The prevalence of atopic disorders in ankylosing spondylitis (AS) is unknown. AS and rheumatoid arthritis (RA) exhibit divergent T helper (Th) cell cytokine patterns.

OBJECTIVE

To test the hypothesis that Th2 polarised atopic disorders may be decreased in Th1 polarised RA but increased in AS, which is characterised by an impaired Th1 cytokine pattern, by assessing the prevalence of atopic disorders in AS and RA.

METHODS

2008 subjects (380 patients with AS, 728 patients with RA, 900 controls) from Berlin, Germany, were considered in this cross sectional study. A questionnaire incorporating questions from the European Community Respiratory Health Service (ECRHS) and the International Study of Asthma and Allergies in Childhood (ISAAC) protocol was mailed to all subjects. Disease severity was assessed by the modified Health Assessment Questionnaire (mHAQ).

RESULTS

1271 (63.3%) people responded to the questionnaire.
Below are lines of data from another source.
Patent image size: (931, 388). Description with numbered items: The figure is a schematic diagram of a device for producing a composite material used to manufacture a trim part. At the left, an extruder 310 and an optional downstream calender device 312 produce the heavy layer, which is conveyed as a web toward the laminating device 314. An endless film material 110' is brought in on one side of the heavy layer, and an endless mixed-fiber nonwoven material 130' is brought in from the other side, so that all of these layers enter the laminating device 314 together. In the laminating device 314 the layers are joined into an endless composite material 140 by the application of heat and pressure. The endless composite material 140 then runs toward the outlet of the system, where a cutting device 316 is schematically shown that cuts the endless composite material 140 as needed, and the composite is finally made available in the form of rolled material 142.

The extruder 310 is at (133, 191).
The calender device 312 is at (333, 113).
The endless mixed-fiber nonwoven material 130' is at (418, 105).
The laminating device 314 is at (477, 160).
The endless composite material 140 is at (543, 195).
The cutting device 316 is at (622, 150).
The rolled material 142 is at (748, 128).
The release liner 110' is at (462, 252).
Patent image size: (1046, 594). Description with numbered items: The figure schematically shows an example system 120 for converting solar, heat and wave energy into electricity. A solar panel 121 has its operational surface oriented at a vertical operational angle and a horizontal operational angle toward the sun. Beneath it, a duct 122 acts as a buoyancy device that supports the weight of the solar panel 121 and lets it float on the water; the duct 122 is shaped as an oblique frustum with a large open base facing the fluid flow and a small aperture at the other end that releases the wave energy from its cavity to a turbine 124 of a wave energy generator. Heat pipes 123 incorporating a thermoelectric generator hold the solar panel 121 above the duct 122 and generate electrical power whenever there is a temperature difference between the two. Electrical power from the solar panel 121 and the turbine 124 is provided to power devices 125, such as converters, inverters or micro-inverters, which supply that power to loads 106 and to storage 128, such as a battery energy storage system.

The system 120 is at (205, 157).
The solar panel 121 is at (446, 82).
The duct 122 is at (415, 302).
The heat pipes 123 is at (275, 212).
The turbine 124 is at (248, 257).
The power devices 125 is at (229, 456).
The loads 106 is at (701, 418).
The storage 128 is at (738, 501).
The prevalence of any atopic disorder was 24.6% (61/248) in patients with AS, 20.7% (111/536) in controls, and 13.1% (64/487) in patients with RA (p=0.0009 for AS v RA; p=0.001 for controls v RA). Hay fever was reported by 40/248 (16.1%) patients with AS, 82/536 (15.3%) controls, and 42/487 (8.6%) patients with RA (p=0.002 for AS v RA; p=0.001 for controls v RA). Atopic dermatitis was reported by 19/248 (7.7%) patients with AS, 26/536 (4.9%) controls, and 14/487 (2.9%) patients with RA (p=0.003 for AS v RA), and asthma by 18/248 (7.3%) patients with AS, 35/536 (6.5%) controls, and 21/487 (4.3%) patients with RA. The differences were related neither to age nor to drugs. Disease severity was less in atopic patients with RA who had the atopic disorder before the onset of RA (median mHAQ 0.75) than in patients in whom RA preceded the atopic disorder (median mHAQ 1.75; p=0.027).

CONCLUSIONS

Atopic disorders are decreased in RA but only slightly and non-significantly increased in AS. This may imply that atopy confers some protection from RA but only little if any susceptibility to AS. It may further indicate that the cytokine deviation towards an impaired Th1 pattern in AS is less strong than the cytokine deviation towards Th1 in RA, a finding which may affect future therapeutic approaches.